Detroit's motion stated that Syncora Guarantee Inc and Financial Guaranty Insurance Company, which insured the swaps and $1.45 billion of pension debt related to the swaps, as well as the swap counterparties UBS AG and Merrill Lynch Capital Services agreed with the move to stop the hearing.
Syncora, FGIC, other bond insurers, Detroit retirees and pension funds and other creditors filed objections to the deal because they claim it favors the swap counterparties over other creditors. They also argue that the deal would eliminate the $180 million in annual casino revenue as a potential source for paying Detroit's other obligations.
Syncora and FGIC also argued that they insured the pension debt and the swaps on the basis that they were one integrated transaction. Pension debt will remain outstanding for another 22 years even if the swaps, which were used to hedge interest-rate risk, were terminated, leaving the two exposed to potential liability in the future.

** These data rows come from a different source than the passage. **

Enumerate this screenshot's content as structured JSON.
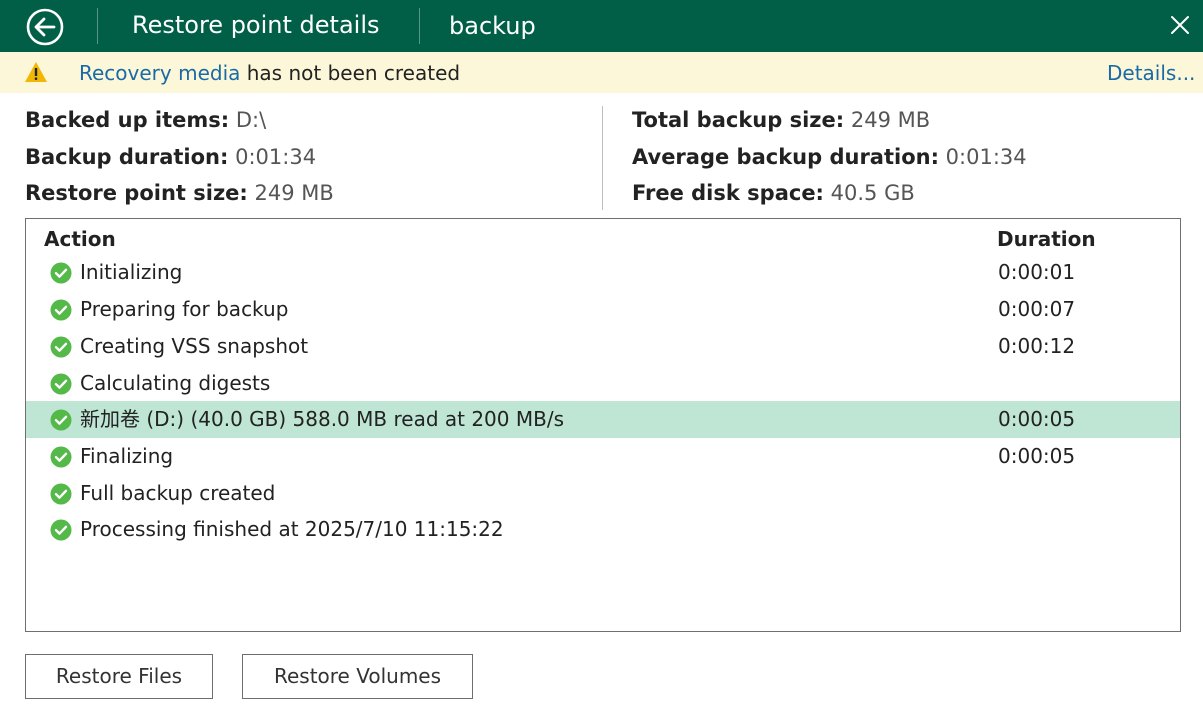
{
  "titlebar": {
    "title": "Restore point details",
    "job_name": "backup",
    "back_icon": "back-arrow-icon",
    "close_icon": "close-icon",
    "bg_color": "#005f46"
  },
  "warning": {
    "icon": "warning-icon",
    "link_text": "Recovery media",
    "message": " has not been created",
    "details_link": "Details..."
  },
  "info": {
    "left": [
      {
        "label": "Backed up items:",
        "value": "D:\\"
      },
      {
        "label": "Backup duration:",
        "value": "0:01:34"
      },
      {
        "label": "Restore point size:",
        "value": "249 MB"
      }
    ],
    "right": [
      {
        "label": "Total backup size:",
        "value": "249 MB"
      },
      {
        "label": "Average backup duration:",
        "value": "0:01:34"
      },
      {
        "label": "Free disk space:",
        "value": "40.5 GB"
      }
    ]
  },
  "log": {
    "columns": {
      "action": "Action",
      "duration": "Duration"
    },
    "status_icon": "success-check-icon",
    "rows": [
      {
        "action": "Initializing",
        "duration": "0:00:01"
      },
      {
        "action": "Preparing for backup",
        "duration": "0:00:07"
      },
      {
        "action": "Creating VSS snapshot",
        "duration": "0:00:12"
      },
      {
        "action": "Calculating digests",
        "duration": ""
      },
      {
        "action": "新加卷 (D:) (40.0 GB) 588.0 MB read at 200 MB/s",
        "duration": "0:00:05",
        "selected": true
      },
      {
        "action": "Finalizing",
        "duration": "0:00:05"
      },
      {
        "action": "Full backup created",
        "duration": ""
      },
      {
        "action": "Processing finished at 2025/7/10 11:15:22",
        "duration": ""
      }
    ]
  },
  "buttons": {
    "restore_files": "Restore Files",
    "restore_volumes": "Restore Volumes"
  }
}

This is the second delay for a hearing on the swaps deal, which first was set for a hearing earlier this month. Kevyn Orr, Detroit's state-appointed emergency manager who took the city to bankruptcy court on July 18, has been pushing for a quick process that would end the city's bankruptcy by the fall of 2014.
Rhodes initially set what many thought was an expedited schedule for the case, which would be the biggest municipal bankruptcy in U.S. history.